O deputado estadual Agenor Neto (PMDB) teve recurso contra uma condenação sua rejeitado nesta segunda-feira, 7, pela Justiça do Ceará. O ex-gestor foi condenado no final de 2013 por contratação irregular de 1.029 servidores temporários – sem concurso público – durante gestão como prefeito de Iguatu, em 2009. Ele recorrerá ao Superior Tribunal de Justiça (STJ).

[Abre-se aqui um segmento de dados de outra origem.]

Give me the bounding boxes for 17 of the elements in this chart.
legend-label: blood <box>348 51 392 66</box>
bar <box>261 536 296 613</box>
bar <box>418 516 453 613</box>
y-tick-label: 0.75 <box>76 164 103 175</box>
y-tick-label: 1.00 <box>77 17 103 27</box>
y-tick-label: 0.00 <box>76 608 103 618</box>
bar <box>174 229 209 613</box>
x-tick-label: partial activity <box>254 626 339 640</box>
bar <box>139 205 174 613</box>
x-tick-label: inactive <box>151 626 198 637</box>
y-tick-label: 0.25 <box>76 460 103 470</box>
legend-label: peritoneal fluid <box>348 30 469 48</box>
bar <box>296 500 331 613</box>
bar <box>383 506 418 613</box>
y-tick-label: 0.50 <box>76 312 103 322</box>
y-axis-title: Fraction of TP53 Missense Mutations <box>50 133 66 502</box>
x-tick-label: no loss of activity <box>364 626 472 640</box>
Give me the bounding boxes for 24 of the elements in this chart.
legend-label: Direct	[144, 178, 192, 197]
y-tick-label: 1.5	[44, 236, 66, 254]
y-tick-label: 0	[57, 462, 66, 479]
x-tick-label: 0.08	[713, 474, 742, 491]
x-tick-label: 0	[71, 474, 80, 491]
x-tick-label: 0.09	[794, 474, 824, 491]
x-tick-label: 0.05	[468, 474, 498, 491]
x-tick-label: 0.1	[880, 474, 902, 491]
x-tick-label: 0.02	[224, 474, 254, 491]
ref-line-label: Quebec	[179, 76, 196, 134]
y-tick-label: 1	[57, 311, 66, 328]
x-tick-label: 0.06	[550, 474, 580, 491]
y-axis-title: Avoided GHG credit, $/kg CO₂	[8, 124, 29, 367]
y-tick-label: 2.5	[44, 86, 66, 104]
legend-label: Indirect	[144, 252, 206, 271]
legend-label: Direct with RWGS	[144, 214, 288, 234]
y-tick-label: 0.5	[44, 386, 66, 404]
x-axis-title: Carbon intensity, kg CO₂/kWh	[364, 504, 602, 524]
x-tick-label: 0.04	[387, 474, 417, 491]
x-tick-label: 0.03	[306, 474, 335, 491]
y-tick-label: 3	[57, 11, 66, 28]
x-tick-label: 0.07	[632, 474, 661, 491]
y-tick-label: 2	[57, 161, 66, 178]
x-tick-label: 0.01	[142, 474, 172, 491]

A condenação partiu de ação movida pelo Ministério Público do Estado (MP-CE). Segundo o promotor Francisco das Chagas, autor da denúncia à época, o MP chegou a propor ajustamento de conduta ao ex-gestor, que manteve os servidores sem concurso. Na época, número de contratados irregularmente respondia por mais de 86% do total de servidores.
“Ele (Agenor) argumentava que existia lei municipal que autorizava essas nomeações. Disse ainda que os secretários que eram responsáveis pelas nomeações”, explica Francisco. Ele destaca, no entanto, que a Constituição Federal determina que ingresso na carreira pública deva ocorrer pelo concurso público.
Advogado do ex-prefeito, Fabrício Moreira afirma que Agenor irá recorrer ao STJ. “Para se confirmar, uma ação civil pública tem que ter requisitos mínimos, como causar dano ao erário ou enriquecimento ilícito, o que não foi apontado em nenhum dos casos”, diz. “Isso também vale no sentido da inelegibilidade. Como não houve dano, ele segue apto a disputar eleições”.
Na sentença mantida, o deputado é condenado a perder direitos políticos por quatro anos, bem como a pagar multa de dez vezes o último salário recebido como prefeito. “A contratação em afronta aos princípios constitucionais, sem a realização de concurso, à evidência causa prejuízo a toda coletividade, eis que os cargos públicos foram providos em razão de interesse particular”, diz a relatora do caso, Lisete Gadelha.